Prioritize fp16 compute when using allow_fp16_accumulation

comfyanonymous · comfyanonymous · commit ace899e71a3d · 2025-02-23T04:45:54.000-05:00
diff --git a/comfy/model_management.py b/comfy/model_management.py
@@ -256,9 +256,12 @@ def is_amd():
     torch.backends.cuda.enable_flash_sdp(True)

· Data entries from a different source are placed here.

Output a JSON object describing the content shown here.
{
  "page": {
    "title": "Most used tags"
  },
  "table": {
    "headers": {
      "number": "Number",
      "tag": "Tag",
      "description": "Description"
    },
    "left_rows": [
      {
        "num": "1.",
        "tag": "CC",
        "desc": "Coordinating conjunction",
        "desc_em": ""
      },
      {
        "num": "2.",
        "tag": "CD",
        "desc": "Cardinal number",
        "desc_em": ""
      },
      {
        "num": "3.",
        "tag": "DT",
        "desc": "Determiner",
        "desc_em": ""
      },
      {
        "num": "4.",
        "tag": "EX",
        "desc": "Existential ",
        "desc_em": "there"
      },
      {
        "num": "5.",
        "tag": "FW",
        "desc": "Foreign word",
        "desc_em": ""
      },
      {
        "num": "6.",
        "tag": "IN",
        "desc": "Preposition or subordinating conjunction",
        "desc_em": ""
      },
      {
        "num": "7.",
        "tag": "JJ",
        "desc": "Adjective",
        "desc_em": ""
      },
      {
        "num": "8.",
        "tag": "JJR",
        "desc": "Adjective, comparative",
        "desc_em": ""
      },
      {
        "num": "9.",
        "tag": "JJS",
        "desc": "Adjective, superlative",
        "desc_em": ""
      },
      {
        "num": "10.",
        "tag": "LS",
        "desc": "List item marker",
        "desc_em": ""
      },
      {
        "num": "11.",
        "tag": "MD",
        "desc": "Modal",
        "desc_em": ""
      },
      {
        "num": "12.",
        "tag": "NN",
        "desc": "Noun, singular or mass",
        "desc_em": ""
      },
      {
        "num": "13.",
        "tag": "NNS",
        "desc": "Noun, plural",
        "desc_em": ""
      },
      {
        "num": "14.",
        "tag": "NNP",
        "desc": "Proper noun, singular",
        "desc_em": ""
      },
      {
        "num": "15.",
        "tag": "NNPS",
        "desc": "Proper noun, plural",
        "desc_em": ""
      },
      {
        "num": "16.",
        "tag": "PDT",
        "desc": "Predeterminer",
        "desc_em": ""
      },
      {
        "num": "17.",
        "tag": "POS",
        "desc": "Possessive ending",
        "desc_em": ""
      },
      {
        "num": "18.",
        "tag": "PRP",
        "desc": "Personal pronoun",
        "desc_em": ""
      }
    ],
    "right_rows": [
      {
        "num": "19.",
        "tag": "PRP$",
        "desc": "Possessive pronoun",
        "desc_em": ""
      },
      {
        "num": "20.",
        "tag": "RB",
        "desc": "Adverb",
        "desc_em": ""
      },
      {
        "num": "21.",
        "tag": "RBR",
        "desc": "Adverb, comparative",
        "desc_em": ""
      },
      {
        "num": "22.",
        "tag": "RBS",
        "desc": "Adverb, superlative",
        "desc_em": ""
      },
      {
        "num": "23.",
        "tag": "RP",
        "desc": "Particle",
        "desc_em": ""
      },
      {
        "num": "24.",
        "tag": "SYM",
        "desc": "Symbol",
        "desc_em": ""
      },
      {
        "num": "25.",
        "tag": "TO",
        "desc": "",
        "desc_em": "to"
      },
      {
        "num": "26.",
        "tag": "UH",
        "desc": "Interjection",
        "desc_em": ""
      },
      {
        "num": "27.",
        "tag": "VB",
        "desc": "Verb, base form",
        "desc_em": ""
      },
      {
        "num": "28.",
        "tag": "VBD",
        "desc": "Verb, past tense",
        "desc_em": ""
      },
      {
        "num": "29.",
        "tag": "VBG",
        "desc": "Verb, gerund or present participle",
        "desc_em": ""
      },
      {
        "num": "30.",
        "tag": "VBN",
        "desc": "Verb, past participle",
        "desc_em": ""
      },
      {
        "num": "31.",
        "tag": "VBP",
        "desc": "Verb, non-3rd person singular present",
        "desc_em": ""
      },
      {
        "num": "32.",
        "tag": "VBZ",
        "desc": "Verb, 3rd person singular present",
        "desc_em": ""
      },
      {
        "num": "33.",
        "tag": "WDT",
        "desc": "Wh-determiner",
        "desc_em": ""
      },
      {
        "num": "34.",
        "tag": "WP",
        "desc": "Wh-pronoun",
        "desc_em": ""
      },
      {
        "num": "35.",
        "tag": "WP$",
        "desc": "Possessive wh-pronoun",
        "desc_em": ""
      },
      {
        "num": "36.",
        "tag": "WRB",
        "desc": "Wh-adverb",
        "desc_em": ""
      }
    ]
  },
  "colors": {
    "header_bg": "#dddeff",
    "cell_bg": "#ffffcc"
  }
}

     torch.backends.cuda.enable_mem_efficient_sdp(True)
 
+
+PRIORITIZE_FP16 = False  # TODO: remove and replace with something that shows exactly which dtype is faster than the other
 try:
     if is_nvidia() and args.fast:
         torch.backends.cuda.matmul.allow_fp16_accumulation = True
+        PRIORITIZE_FP16 = True  # TODO: limit to cards where it actually boosts performance
 except:
     pass
 
@@ -681,6 +684,10 @@ def unet_dtype(device=None, model_params=0, supported_dtypes=[torch.float16, tor
         if model_params * 2 > free_model_memory:
             return fp8_dtype
 
+    if PRIORITIZE_FP16:
+        if torch.float16 in supported_dtypes and should_use_fp16(device=device, model_params=model_params):
+            return torch.float16
+
     for dt in supported_dtypes:
         if dt == torch.float16 and should_use_fp16(device=device, model_params=model_params):
             if torch.float16 in supported_dtypes: